Sen. Mitch McConnell isn't the only Republican displaying a bit of spine and spunk for a change. Former Senator, actor, and possible Presidential candidate Fred Thompson sat in for Paul Harvey this morning, and he commented on the anti-war group Code Pink, which is camped out on Rep. Nancy Pelosi's lawn demanding that she defund the troops in Iraq.
Code Pink's encampment features a giant statue of Gandhi, and the organization was founded on Gandhi's birthday. Thompson noted that prior to the toppling of Saddam, the anti-war movement distributed a poster that read, "What would Gandhi do?" NRO has the transcript:
And that's a pretty good question. At what point is it okay to fight dictators like Saddam or the al Qaeda terrorists who want to take his place?
It turns out that the answer, according to Gandhi, is NEVER. During World War II, Gandhi penned an open letter to the British people, urging them to surrender to the Nazis. Later, when the extent of the holocaust was known, he criticized Jews who had tried to escape or fight for their lives as they did in Warsaw and Treblinka. "The Jews should have offered themselves to the butcher's knife," he said. "They should have thrown themselves into the sea from cliffs." "Collective suicide," he told his biographer, "would have been heroism."
The so-called peace movement certainly has the right to make Gandhi's way their way, but their efforts to make collective suicide American foreign policy just won't cut it in this country.

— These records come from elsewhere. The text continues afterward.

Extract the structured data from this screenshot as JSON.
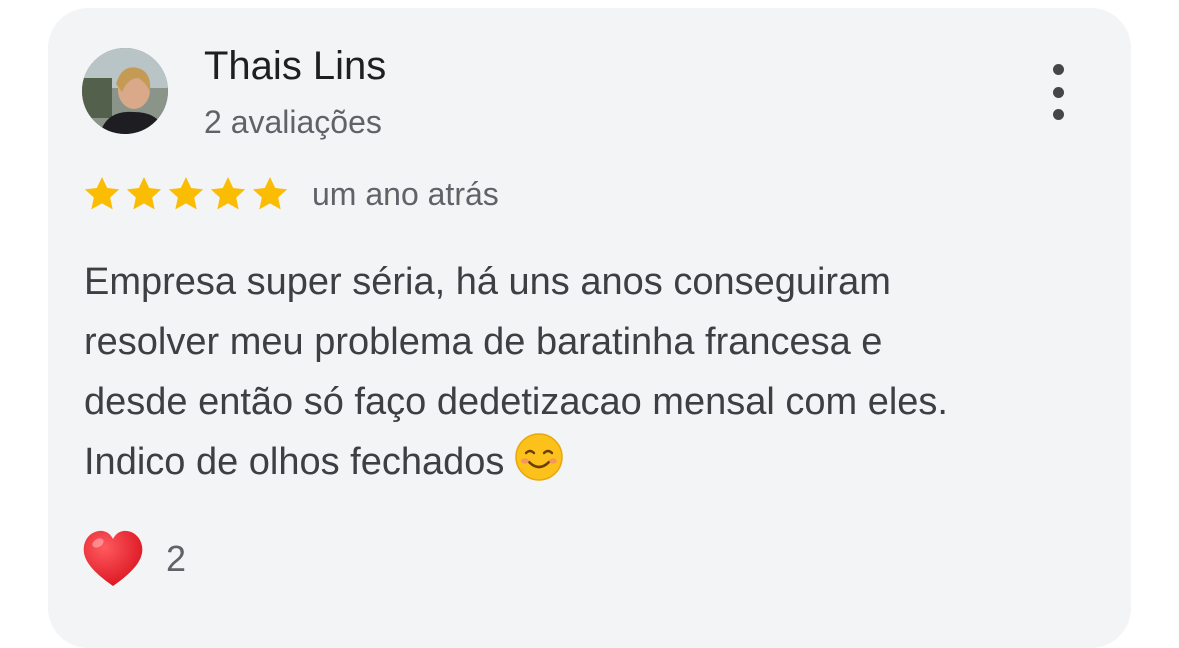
{
  "review": {
    "reviewer_name": "Thais Lins",
    "review_count": "2 avaliações",
    "rating": 5,
    "rating_max": 5,
    "time": "um ano atrás",
    "text": "Empresa super séria, há uns anos conseguiram\nresolver meu problema de baratinha francesa e\ndesde então só faço dedetizacao mensal com eles.\nIndico de olhos fechados",
    "text_emoji": "smiling-face-emoji",
    "reaction": {
      "icon": "heart-icon",
      "count": "2"
    }
  },
  "colors": {
    "card_background": "#f3f4f6",
    "star": "#fbbc04",
    "heart": "#e3202c",
    "name_text": "#1f1f1f",
    "secondary_text": "#5f6368",
    "body_text": "#3c4043"
  },
  "icons": {
    "menu": "more-vert-icon",
    "avatar": "avatar-photo",
    "star": "star-icon"
  }
}
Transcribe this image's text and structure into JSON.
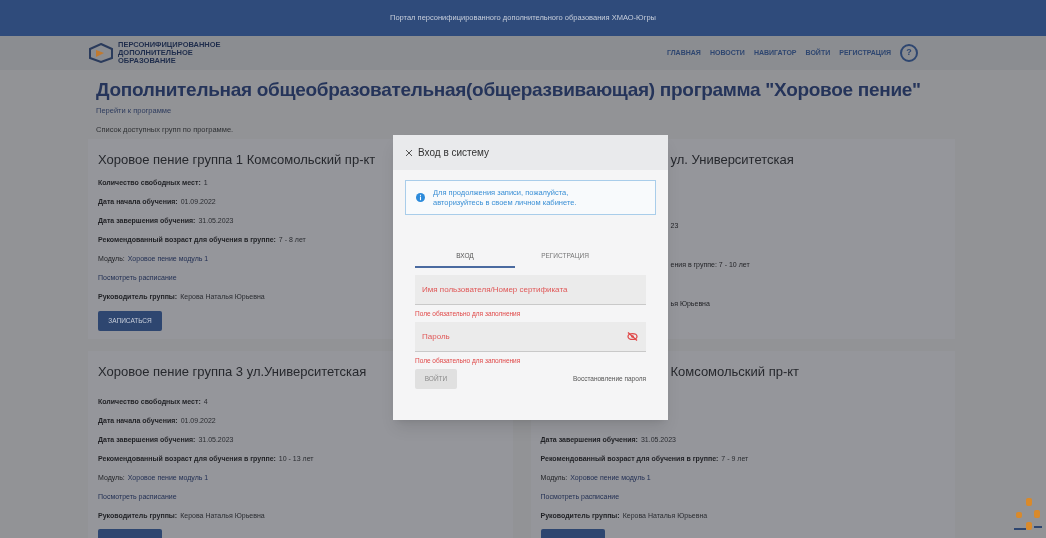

When American's think of heroism, we think of the young American soldiers in Iraq and Afghanistan, risking their lives to prevent another Adolph Hitler or Saddam Hussein.
Gandhi probably wouldn't approve, but I can live with that.
I'm stunned by those quotes. I've never read all that much about Gandhi, but they don't entirely jibe with what I thought I knew about him. I certainly never deified the man, as many on the left have, but I also never suspected him of such vile thoughts.
Thank you, Fred Thompson, for clearly identifying Gandhi's way. All sane and decent people must forcefully reject it.
George Orwell, one of my favorite socialists, rejected Gandhi's way during World War II. I strongly recommend Orwell's essay, Pacifism and the War, which includes this (emphasis added):
Pacifism is objectively pro-Fascist. This is elementary common sense. If you hamper the war effort of one side you automatically help that of the other. … Mr Savage remarks that ‘according to this type of reasoning, a German or Japanese pacifist would be "objectively pro-British".' But of course he would be! That is why pacifist activities are not permitted in those countries (in both of them the penalty is, or can be, beheading) while both the Germans and the Japanese do all they can to encourage the spread of pacifism in British and American territories. The Germans even run a spurious ‘freedom' station which serves out pacifist propaganda indistinguishable from that of the P.P.U. They would stimulate pacifism in Russia as well if they could, but in that case they have tougher babies to deal with. In so far as it takes effect at all, pacifist propaganda can only be effective against those countries where a certain amount of freedom of speech is still permitted; in other words it is helpful to totalitarianism.
UPDATE (3/19/07): Orwell's 1949 Partisan Review essay, "Reflections on Gandhi," is available online at ReadPrint. Quite interesting.